Увидев появившуюся наконец в баре высокую фигуру мрачной Тэлли, Джейн подумала, что ее подруге сейчас не до смеха. Хотя ее собственный наряд мог развеселить кого угодно. Во имя всего святого, что она на себя напялила? Тэлли никогда не отличалась особой разборчивостью в одежде, но даже с учетом ее вкуса сейчас она была одета несусветно. Пока Тэлли пробиралась между столиками, Джейн успела разглядеть, что на ее подруге допотопный твидовый пиджак огромного размера с заплатками на рукавах и очень короткое блестящее платье трапециевидного покроя.
– Ты выглядишь сногсшибательно, – искренне заметила Джейн, вскакивая, чтобы чмокнуть Тэлли в холодную мягкую щеку. – Это классика? – спросила она, кивнув на платье, которое при ближайшем рассмотрении оказалось очень дорогим и качественно сшитым, хотя и несколько старомодным.
– Осталось от мамочки, если ты это имела в виду, – бросила Тэлли, плюхаясь за столик и запихивая в рот остатки орешков. – Вся моя одежда давно развалилась, так что я начала донашивать ее вещи. Надо признать, сшиты они на совесть. Швы не расползаются ни на дюйм.
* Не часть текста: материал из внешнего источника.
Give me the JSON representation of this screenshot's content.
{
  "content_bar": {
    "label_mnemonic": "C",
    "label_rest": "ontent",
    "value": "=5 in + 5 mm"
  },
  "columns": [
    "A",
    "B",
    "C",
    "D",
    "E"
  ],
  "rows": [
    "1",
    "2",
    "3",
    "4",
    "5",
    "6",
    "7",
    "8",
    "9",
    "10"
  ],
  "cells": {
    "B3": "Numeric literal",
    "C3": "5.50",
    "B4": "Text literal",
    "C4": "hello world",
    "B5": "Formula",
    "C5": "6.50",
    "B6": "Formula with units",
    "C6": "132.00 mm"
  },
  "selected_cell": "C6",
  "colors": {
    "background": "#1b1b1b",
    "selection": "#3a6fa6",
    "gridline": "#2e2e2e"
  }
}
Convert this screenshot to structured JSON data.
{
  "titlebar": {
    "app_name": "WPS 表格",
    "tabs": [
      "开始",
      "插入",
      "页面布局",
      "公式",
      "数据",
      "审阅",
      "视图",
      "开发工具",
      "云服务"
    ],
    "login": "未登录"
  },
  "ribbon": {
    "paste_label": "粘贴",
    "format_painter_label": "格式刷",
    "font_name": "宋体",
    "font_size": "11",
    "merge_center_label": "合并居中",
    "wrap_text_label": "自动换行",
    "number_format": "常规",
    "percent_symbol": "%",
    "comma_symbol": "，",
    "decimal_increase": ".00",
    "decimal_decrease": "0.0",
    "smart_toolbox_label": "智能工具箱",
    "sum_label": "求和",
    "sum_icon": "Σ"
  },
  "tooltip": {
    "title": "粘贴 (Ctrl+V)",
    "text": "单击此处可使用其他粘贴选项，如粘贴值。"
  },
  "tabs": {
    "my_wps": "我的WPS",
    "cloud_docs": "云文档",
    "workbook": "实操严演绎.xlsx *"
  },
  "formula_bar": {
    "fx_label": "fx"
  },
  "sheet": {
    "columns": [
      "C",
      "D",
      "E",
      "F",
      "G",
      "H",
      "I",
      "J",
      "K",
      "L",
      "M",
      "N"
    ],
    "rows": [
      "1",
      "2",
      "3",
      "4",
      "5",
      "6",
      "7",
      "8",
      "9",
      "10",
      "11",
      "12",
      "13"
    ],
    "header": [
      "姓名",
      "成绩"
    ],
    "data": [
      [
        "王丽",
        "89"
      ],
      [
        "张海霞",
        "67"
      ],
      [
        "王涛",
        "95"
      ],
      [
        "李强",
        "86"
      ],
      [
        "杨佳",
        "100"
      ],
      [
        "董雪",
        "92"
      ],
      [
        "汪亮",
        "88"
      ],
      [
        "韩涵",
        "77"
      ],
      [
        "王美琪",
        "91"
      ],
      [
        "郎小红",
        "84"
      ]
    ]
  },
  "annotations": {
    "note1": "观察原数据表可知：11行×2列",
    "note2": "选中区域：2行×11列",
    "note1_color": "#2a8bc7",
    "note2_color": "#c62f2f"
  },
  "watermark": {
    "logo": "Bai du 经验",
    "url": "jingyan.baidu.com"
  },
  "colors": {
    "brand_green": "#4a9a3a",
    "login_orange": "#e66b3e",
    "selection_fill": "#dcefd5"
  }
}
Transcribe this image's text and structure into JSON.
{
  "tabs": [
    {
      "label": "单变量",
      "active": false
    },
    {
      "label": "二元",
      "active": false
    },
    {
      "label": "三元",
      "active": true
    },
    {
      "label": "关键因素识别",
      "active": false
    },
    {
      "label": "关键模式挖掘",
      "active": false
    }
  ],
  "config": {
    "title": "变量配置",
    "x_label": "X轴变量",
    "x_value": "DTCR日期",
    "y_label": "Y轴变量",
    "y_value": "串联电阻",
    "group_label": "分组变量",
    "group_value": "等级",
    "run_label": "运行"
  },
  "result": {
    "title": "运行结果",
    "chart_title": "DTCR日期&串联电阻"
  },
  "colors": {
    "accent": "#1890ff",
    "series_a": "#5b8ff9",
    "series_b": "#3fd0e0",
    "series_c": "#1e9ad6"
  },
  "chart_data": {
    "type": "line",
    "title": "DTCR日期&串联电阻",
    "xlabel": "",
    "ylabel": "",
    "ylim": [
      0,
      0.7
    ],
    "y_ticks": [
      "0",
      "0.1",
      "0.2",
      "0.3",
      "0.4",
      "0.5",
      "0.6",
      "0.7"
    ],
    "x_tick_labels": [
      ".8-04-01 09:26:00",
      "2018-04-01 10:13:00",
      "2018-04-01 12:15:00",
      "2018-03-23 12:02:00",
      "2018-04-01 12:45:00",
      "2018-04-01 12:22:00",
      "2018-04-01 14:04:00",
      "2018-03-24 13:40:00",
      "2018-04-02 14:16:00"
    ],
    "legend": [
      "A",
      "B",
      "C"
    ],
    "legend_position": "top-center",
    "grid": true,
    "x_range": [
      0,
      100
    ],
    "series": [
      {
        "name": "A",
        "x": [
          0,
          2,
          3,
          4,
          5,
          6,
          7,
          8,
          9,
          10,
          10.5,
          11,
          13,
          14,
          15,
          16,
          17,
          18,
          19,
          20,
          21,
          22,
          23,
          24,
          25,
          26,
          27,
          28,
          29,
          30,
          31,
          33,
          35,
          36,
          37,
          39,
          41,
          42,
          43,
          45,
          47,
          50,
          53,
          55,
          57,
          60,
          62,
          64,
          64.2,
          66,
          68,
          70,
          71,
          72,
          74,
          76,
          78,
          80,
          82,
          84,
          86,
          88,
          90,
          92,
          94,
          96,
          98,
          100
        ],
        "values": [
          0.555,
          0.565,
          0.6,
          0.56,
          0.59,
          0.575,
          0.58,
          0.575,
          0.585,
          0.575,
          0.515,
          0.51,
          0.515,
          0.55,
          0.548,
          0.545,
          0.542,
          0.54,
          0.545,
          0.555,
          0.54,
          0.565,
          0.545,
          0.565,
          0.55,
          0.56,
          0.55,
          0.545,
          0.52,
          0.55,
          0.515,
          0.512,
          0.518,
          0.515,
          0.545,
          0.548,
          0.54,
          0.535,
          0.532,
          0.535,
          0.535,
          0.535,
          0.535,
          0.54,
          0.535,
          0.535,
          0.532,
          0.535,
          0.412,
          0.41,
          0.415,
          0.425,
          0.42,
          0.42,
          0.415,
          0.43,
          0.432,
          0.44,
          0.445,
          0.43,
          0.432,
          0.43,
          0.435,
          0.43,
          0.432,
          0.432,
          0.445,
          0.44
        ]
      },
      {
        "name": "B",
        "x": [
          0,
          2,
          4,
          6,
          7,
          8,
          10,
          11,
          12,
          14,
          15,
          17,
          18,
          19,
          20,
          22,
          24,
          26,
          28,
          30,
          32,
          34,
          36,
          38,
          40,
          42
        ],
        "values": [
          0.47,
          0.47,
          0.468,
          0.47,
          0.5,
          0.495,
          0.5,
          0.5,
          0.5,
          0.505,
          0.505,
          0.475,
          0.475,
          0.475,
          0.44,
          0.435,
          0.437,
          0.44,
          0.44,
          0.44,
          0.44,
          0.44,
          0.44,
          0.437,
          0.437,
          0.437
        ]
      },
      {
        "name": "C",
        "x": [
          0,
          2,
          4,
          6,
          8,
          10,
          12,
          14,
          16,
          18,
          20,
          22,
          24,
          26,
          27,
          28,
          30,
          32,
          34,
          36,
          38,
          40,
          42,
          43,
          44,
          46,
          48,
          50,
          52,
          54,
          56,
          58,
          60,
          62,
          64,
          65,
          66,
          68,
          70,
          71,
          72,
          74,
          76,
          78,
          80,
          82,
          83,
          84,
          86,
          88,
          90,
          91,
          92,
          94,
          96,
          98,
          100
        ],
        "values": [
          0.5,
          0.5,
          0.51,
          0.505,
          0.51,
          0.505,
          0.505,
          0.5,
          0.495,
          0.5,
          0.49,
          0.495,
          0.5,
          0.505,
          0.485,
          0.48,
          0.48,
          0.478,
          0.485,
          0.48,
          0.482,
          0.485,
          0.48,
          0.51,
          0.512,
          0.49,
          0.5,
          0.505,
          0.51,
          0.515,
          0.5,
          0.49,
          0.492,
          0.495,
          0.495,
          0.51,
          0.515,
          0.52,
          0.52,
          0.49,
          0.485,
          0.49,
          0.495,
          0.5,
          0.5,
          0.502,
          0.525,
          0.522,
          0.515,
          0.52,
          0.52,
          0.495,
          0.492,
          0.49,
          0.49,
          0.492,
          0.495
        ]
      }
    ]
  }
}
Когда я вчера очищала от мха сточные трубы…
– Неужели ты хочешь сказать, что возилась в грязи, одетая вот в это? – ужаснулась Джейн. – По-моему, это ведь Сен-Лоран.
– Да, это он, – рассеянно подтвердила Тэлли. – Но не беспокойся, для работ на улице я надеваю ее старый шанелевый жакет. Гораздо теплее. А от этой блестящей штуковины у меня еще кожа чешется.
– Ну как «Маллионз»? – спросила Джейн.
Как правило, этого было достаточно, чтобы Тэлли взрывалась напыщенным энтузиазмом и начинала распространяться насчет утиных прудов и фресок восемнадцатого века, обнаруженных при расчистке руин. Однако, на этот раз Тэлли изменилась в лице, у нее задрожали губы, и, к ужасу Джейн, большие чистые глаза наполнились слезами. Кончик ее носа, в духе Гейнсборо,[15] всегда чуть розоватый на фоне прозрачной белизны лица, потемнел.
– Что произошло? – Джейн накрыла теплой ладонью холодную сухую руку Тэлли.
Та, сглотнув комок в горле, отдернула руку и, заправив пряди светло-каштановых волос за уши, посмотрела на подругу красными от слез глазами.
– Мамочка, – прошептала Тэлли. – Она сошла с ума.
Джейн нахмурилась. И это все? На ее взгляд, леди Джулия, сколько она ее знала, всегда была слегка тронутой. Не один раз, провожая дочь после каникул в Кембридж, она давала ей наставление «ехать назад в Оксфорд осторожно». После смерти отца единственными разумными собеседниками Тэлли в родовом поместье остались лошади в конюшне.
– Что ты имеешь в виду? – осторожно уточнила Джейн.
– Только не спрашивай, как это произошло. Я понятия не имею. Мамочка утверждает, что провела ночь, сидя полностью обнаженной на вершине горы в пустыне Аризоны, и это переменило ее жизнь, – задыхаясь от слез, выдавила Тэлли.
Она объяснила Джейн, что ее мать, улетев отдыхать в Америку, как всегда первым классом, с роскошной прической, вернулась босой хиппи с волосами до колен.
– А теперь она собирается отправиться вокруг света с Большим Рогом и расширить свои горизонты, – закончила Тэлли.
– Большой Рог? – переспросила Джейн. – Это еще что такое? Новое агентство путешествий?
– Это ее новый приятель. – Тэлли зажмурилась, словно прогоняя ужасные видения. – Настоящий индеец, с которым она познакомилась в Аризоне. Только сейчас он живет в «Маллионзе». И никогда ничего не говорит. Ни слова.